Siegfried leaned back in the spindly folding chair he'd brought for himself and closed his eyes. He watched dark, blurry shapes float behind his eyelids; he thought he heard the irritable, nasally drone of an airplane in the distance, but when he opened his eyes again, the sky was still mercifully empty.
He watched James lean back on his elbows and cross his ankles in front of him, idly twirling a tall blade of grass between his fingers. To Siegfried, it looked like a propeller struggling to spin.
***
"This was very kind of you," James said as twilight began to settle in over the field. His tone suggested that he was trying to nudge the episode to its conclusion. He'd already brushed away the breadcrumbs they'd littered on the blanket and balled up the paper Mrs. H had wrapped the cheese in. "It was nice to..." He seemed unsure of how to finish the sentence. "To get away for a bit."
Siegfried nodded, his gaze distant. The afternoon had been fine: the weather, the food, the wine all perfectly pleasant. But the hours had passed without Siegfried saying any of the things he'd brought James here to say...and now it seemed that he had missed his chance. James was getting to his feet.
"I know how you feel about me joining up," he said. He wasn't walking toward the Rover; he was walking across the blanket in his stocking feet, toward Siegfried. "And I know why. I can't explain it, Siegfried, but it's just something I--"
Siegfried raised his hand to silence him. They'd had this conversation before--Siegfried trying to make James understand that he was needed here, not on the front, that his daft ideas about bravery and duty and heroism all that bosh were just that: bloody daft.

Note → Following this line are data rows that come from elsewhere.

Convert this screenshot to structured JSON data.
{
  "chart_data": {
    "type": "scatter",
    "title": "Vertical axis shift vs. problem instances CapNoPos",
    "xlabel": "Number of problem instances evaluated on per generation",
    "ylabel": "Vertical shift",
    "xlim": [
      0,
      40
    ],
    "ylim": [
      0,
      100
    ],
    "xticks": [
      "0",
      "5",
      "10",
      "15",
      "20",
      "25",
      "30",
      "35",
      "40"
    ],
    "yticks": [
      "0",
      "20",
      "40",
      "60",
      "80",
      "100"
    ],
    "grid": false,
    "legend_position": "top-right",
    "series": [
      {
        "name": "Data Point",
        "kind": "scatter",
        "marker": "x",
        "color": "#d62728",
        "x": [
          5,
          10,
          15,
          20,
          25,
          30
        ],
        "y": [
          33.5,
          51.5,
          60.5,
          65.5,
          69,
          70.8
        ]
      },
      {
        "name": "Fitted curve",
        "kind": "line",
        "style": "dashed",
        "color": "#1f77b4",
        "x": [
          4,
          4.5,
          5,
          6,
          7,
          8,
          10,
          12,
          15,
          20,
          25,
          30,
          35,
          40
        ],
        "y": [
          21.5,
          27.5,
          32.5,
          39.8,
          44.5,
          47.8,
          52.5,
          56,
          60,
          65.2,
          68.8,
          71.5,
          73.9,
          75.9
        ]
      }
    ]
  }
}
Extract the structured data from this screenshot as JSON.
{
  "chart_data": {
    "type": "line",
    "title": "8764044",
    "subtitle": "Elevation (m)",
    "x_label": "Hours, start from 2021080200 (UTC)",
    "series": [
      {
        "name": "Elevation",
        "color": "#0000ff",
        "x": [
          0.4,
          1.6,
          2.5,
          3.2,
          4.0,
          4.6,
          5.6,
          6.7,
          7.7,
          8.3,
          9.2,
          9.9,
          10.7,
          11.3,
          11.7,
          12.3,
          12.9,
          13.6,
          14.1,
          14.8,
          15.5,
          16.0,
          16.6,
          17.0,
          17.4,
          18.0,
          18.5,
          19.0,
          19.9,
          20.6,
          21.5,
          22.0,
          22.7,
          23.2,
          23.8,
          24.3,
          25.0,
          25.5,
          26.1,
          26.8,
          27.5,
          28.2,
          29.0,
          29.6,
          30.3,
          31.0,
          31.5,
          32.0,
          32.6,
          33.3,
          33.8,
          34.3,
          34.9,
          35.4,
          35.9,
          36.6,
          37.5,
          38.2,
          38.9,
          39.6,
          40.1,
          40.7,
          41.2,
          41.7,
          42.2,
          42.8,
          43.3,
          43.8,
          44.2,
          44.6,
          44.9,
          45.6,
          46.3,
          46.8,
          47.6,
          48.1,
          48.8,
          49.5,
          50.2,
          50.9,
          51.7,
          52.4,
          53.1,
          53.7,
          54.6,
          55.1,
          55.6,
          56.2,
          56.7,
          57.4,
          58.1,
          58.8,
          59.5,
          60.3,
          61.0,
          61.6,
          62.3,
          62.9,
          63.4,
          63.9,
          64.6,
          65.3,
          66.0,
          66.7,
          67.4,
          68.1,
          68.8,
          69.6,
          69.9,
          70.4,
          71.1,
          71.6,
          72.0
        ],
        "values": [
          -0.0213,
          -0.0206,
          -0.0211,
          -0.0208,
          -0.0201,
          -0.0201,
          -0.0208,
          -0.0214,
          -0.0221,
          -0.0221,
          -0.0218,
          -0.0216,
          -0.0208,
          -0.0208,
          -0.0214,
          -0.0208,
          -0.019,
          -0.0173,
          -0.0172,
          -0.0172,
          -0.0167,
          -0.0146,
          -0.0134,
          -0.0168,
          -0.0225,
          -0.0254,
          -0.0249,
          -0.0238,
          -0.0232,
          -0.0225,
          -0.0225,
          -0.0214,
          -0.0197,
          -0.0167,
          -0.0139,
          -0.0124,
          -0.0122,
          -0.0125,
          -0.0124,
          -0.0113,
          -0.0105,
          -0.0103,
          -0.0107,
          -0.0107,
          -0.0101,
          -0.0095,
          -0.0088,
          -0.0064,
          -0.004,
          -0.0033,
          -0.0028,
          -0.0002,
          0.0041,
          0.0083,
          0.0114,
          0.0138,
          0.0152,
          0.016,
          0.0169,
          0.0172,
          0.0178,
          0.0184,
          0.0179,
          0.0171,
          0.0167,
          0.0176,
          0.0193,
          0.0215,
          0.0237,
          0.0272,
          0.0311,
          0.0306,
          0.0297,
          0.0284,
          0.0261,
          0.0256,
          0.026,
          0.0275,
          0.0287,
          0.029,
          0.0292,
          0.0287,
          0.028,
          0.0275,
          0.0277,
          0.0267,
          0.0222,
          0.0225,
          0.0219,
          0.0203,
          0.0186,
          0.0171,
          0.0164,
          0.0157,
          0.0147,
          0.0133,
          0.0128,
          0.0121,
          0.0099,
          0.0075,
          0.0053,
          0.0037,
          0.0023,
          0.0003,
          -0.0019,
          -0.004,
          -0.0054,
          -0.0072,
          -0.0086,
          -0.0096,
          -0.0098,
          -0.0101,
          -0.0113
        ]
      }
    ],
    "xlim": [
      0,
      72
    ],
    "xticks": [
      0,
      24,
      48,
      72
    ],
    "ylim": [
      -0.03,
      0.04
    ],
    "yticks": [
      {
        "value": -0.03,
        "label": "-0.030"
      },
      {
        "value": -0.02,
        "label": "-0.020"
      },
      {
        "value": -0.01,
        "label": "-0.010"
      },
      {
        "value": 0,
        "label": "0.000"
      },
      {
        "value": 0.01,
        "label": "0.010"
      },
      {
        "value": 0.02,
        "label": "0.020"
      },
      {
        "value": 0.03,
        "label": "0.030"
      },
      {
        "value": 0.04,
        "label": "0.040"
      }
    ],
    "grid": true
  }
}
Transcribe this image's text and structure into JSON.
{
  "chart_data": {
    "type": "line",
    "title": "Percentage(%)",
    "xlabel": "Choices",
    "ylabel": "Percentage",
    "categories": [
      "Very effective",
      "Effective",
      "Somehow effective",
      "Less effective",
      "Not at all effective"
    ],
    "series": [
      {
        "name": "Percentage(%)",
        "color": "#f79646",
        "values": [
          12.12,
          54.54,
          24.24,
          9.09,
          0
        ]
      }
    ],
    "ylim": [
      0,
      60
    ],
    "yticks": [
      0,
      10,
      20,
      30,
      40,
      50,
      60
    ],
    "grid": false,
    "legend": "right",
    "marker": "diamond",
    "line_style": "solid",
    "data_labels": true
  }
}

But he hadn't been able to convince him on any of those occasions, and he certainly wasn't going to be able to convince him now.
That wasn't why he brought James here, anyway; that wasn't the conversation he'd wanted to have. The fact that James seemed to think it was just went to show how little he understood of Siegfried's feelings, how foolish it was for Siegfried to think that he--not the practice, not the animals, not Mrs. Hall and Tristan--would be reason enough to make James want to stay.
Siegfried's back stiffened in his chair as James continued to pad his way towards him; it was so silent that Siegfried could practically hear the grass bending beneath the wool blanket with each step.
"I'll come back," James said, leaning down and cupping Siegfried's knees in his hands. Siegfried's breath caught. They had been this close to each other before on plenty of occasions, shoulder to shoulder as one of them braced an animal and the other slid their arm inside the beast, hands brushing as they huddled over a creature on the operating table, but never had Siegfried felt the kind of charge that crackled now in the few inches of space between them.
"I have no doubt of that," he managed to rasp. It was true; what he doubted was that James would come back the same person.
His eyes and lungs fluttered as James leaned in closer. Their lips brushed. Siegfried felt his body tip forward; but by then, James had already pulled away. Siegfried watched him roll down his shirt sleeves; then they both lifted their eyes to the sky.